Für unsere Kunden im Bereich High-Performance Computing  und Forschung wiegt ein anderes Risiko oft noch schwerer als der Totalausfall: die „Silent Data Corruption“. Gefälschter oder minderwertiger Speicher produziert Bit-Fehler, die vom System nicht sofort als Absturz registriert werden. Stattdessen kippen einzelne Bits in den Daten um.

In der Praxis bedeutet das: Eine wissenschaftliche Simulation läuft wochenlang durch, liefert am Ende aber falsche Ergebnisse. Ein KI-Modell wird mit fehlerhaften Tensoren trainiert und divergiert.
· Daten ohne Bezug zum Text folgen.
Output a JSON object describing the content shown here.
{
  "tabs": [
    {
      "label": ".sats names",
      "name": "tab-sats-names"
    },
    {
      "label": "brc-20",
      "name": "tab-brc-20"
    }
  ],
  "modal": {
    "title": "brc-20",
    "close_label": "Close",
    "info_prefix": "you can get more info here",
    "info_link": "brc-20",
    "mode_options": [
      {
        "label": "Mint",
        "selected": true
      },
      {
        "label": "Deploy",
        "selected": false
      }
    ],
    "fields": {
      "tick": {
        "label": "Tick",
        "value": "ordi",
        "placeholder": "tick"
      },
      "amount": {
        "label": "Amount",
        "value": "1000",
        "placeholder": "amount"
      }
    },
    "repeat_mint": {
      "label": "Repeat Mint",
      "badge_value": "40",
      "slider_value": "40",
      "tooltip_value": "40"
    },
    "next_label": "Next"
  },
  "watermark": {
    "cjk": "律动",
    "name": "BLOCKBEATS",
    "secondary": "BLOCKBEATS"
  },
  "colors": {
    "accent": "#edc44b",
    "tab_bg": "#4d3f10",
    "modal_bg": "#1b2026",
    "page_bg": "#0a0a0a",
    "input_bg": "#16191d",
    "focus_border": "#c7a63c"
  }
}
Der wirtschaftliche Schaden durch solche „Zombie-Jobs“, die Rechenzeit und Strom fressen, aber wertlose Ergebnisse liefern, geht in die Millionen. Zudem verschärft sich die Rechtslage: Mit der Einführung der NIS-2-Richtlinie und dem kommenden EU Cyber Resilience Act rückt die Haftung für die Sicherheit der Lieferkette bis in die Geschäftsführungsebene vor. Der Einsatz von ungeprüfter „Graumarkt-Ware“ ist damit kein Kavaliersdelikt mehr, sondern ein direktes Compliance-Risiko.

Unser Ansatz: Zero-Trust bei Hardware

Angesichts dieser Bedrohungslage haben wir bei der Nelpx GmbH unsere Prozesse radikal angepasst. Wir verlassen uns nicht auf Labels. Unser Ansatz lautet „Zero Trust“ auf Hardware-Ebene. Jede kritische Komponente durchläuft bei uns strenge Qualitätskontrollen, bevor sie auch nur in die Nähe Ihrer Systeme kommt.

Wir setzen auf forensische Software-Tools, um die Firmware von SSDs gegen Herstellerdatenbanken abzugleichen und führen stichprobenartige „Burn-in“-Tests durch, um thermische Anomalien bei RAM-Modulen sofort zu erkennen. Wir prüfen die Lieferketten lückenlos und beziehen Ware nur über auditierte Kanäle, um sicherzustellen, dass die Integrität der Hardware gewahrt bleibt.

In einer Zeit, in der Fälschungen so gut sind, dass sie das bloße Auge täuschen, ist technische Kompetenz der einzige wirksame Schutz. Wenn Sie Hardware bei der Nelpx GmbH beziehen, kaufen Sie daher mehr als nur Silizium und Platinen – Sie kaufen die Gewissheit, dass Ihre Infrastruktur auf einem soliden, geprüften Fundament steht. Lassen Sie uns gemeinsam dafür sorgen, dass Ihre Daten sicher bleiben.